Les orientaux ont été jusqu’au bout de leur aliénation, jusqu’au dégoût … on peut à présent être intrigué par la puissance de raisonnement d’un premier ministre Hongrois, d’un historien russe parlant de Trotski[8] à la télévision française … On n’a pas fini d’être surpris.
Notre système de valeur est adopté en pleine connaissance de sa faiblesse et de ses manques. C’est parce qu’il a été éprouvé que leur régime est rejeté. Personne, à l’Ouest n’a eu l’occasion de mener aussi valablement cette démarche. L’Est est la préfiguration de l’intelligence de demain.





[1] La Rda, ou DDR, c’est la république démocratique allemande, Deutsche Democratische Republik ou Allemagne de l’Est, aujourd’hui disparue. L’Etat était le fruit de la deuxième guerre mondiale et de la défaite du régime hitlérien en 1945. L’Allemagne a alors en deux parties, l’une reliée à l’Occident, la République Fédérale, l’autre reliée à l’Union Soviétique, la RDA. Berlin bénéficiait d’un régime particulier. La ville, située au cœur de la Rda, était,  elle aussi, coupée en deux, avec une partie reliée à l’Ouest par un couloir ferroviaire et aérien, interdit aux allemands de l’Est.
[2] C’est à Leipzig qu’ont commencé les énormes manifestations demandant la démocratie et notamment soutenues par l’église protestante. Ils ont donné lieu à un mouvement politique, le Neues Forum (nouveau forum) dont il sera fait mention un peu plus loin.
[3] Président de la RDA de 1976 au 18 octobre 1989 … il sera remplacé au pied levé par Egon Krenz, qui ne tiendra à ce poste qu’un mois et 18 jours.
[4] Il ne faut pas oublier que pour les allemands de l’Est, la dictature communiste a été le prolongement de la dictature hitlérienne.
[5] La production automobile de la Rda était limitée à deux modèles destinés aux seuls ressortissants.
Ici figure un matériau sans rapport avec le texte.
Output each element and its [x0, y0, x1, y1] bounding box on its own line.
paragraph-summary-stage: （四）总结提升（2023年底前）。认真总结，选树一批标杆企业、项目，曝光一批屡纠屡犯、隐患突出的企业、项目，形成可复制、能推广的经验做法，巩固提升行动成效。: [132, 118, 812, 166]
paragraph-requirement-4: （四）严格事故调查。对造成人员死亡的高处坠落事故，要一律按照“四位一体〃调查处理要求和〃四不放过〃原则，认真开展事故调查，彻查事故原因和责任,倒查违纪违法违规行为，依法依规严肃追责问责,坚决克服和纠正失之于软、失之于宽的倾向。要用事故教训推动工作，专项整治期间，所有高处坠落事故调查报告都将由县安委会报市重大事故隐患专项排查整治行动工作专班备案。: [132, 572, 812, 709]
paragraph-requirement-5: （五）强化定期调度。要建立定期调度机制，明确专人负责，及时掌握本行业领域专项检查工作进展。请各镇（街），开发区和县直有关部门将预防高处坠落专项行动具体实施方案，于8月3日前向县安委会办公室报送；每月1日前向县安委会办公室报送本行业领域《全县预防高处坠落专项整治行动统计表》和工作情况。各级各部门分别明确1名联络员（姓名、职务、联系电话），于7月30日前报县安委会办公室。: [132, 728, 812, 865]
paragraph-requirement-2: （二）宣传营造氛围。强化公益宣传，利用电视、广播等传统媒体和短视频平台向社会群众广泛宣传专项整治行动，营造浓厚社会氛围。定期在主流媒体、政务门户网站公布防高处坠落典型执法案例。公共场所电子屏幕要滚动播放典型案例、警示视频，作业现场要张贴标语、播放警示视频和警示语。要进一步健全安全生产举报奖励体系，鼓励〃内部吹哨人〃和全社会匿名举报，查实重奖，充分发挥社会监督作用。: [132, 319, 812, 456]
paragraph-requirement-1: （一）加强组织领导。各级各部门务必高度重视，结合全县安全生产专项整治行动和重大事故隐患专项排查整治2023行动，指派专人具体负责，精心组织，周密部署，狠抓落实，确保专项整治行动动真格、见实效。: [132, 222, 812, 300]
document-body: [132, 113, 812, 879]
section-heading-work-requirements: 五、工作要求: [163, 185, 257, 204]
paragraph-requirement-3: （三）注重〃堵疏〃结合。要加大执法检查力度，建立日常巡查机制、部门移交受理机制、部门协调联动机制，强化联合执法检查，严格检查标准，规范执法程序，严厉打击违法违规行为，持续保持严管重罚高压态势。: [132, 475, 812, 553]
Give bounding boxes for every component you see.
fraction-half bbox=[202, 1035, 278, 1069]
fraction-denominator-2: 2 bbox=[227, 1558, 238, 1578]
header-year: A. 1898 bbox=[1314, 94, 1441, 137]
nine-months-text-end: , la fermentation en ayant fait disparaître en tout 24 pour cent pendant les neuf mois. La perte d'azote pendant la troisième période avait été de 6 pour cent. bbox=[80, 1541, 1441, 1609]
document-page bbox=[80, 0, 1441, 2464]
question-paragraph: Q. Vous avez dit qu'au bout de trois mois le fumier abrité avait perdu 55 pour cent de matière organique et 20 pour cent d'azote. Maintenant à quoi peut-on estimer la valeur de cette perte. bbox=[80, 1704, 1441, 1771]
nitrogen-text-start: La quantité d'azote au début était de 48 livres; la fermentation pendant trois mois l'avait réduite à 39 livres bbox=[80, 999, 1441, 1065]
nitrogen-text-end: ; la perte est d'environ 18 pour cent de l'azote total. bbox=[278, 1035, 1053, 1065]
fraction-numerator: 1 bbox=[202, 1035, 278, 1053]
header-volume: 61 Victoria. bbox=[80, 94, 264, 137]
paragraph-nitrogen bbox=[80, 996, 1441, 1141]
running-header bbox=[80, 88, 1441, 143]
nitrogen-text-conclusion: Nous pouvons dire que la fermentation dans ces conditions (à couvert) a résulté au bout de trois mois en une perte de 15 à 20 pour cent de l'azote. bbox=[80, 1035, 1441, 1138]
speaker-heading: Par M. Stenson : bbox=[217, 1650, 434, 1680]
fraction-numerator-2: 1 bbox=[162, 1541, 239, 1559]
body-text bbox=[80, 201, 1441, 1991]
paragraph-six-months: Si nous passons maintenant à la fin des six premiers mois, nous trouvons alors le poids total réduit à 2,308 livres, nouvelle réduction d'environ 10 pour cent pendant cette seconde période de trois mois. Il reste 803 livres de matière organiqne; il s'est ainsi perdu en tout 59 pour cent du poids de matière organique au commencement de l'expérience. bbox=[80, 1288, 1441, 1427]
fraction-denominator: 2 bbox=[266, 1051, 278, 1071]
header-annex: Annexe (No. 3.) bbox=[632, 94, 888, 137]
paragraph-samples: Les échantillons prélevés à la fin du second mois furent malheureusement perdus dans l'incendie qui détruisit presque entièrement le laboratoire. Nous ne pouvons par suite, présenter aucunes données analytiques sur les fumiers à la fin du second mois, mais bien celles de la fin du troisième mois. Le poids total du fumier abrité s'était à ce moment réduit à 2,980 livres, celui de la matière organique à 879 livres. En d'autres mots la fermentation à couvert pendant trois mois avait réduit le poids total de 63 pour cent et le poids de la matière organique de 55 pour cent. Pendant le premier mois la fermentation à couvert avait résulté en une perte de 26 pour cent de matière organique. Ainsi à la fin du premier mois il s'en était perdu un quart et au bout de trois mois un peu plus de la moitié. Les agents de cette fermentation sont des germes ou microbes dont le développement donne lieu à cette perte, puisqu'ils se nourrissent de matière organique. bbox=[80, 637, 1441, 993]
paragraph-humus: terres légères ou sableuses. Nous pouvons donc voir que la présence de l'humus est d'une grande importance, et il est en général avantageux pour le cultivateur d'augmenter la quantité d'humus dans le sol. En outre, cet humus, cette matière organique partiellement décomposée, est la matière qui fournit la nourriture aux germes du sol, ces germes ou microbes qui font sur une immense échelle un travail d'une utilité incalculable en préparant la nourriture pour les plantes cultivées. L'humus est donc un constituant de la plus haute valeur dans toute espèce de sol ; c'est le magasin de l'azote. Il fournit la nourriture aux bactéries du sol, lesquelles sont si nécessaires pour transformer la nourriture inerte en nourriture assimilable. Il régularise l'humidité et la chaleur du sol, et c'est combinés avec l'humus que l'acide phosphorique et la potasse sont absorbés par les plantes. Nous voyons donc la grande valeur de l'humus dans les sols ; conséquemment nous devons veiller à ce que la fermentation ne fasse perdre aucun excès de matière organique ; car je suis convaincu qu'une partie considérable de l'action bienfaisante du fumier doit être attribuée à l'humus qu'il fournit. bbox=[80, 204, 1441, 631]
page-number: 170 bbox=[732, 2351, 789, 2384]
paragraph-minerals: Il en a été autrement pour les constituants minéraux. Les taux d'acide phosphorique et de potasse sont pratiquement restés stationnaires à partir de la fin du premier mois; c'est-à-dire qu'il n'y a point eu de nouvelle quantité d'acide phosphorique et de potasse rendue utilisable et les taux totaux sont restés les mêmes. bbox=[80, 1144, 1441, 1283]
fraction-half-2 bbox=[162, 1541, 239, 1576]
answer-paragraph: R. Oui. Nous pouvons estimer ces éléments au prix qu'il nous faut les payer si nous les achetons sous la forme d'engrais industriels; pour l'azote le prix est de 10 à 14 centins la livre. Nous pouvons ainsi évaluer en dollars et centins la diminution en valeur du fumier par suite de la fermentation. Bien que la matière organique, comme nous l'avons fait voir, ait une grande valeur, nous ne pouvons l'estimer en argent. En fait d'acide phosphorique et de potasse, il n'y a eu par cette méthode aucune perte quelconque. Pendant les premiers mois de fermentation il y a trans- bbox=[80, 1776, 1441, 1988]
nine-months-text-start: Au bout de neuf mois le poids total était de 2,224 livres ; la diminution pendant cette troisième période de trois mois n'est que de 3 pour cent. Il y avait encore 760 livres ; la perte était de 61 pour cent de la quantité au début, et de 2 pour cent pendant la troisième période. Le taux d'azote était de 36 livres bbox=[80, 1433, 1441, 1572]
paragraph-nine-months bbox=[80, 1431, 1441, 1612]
Il fallait plusieurs mois ou années pour en obtenir un exemplaire. Il s’agissait bien entendu de modèles bas de gamme qui n’aurait pu trouver preneur de l’autre côté du mur … même si, elles ont obtenu par la suite un succès certain pour les collectionneurs.
[6] C’était alors une émission de télévision très célèbre … où l’on s’amusait à rechercher d’anciennes relations à l’heure où ni facebook, ni même internet n’existaient
[7] En Rda, nous n’avons rien, sauf la Censure.
[8] Léon Trotski a été un révolutionnaire russe qui non seulement a été assassiné par Staline, mais dont l’existence a été reniée par le régime soviétique. Voilà pourquoi le fait qu’un historien reconnu par le régime soviétique puisse l’évoquer montrait à quel point celui-ci était sur le point de basculer. Une dictature ne peut survivre sans tabou.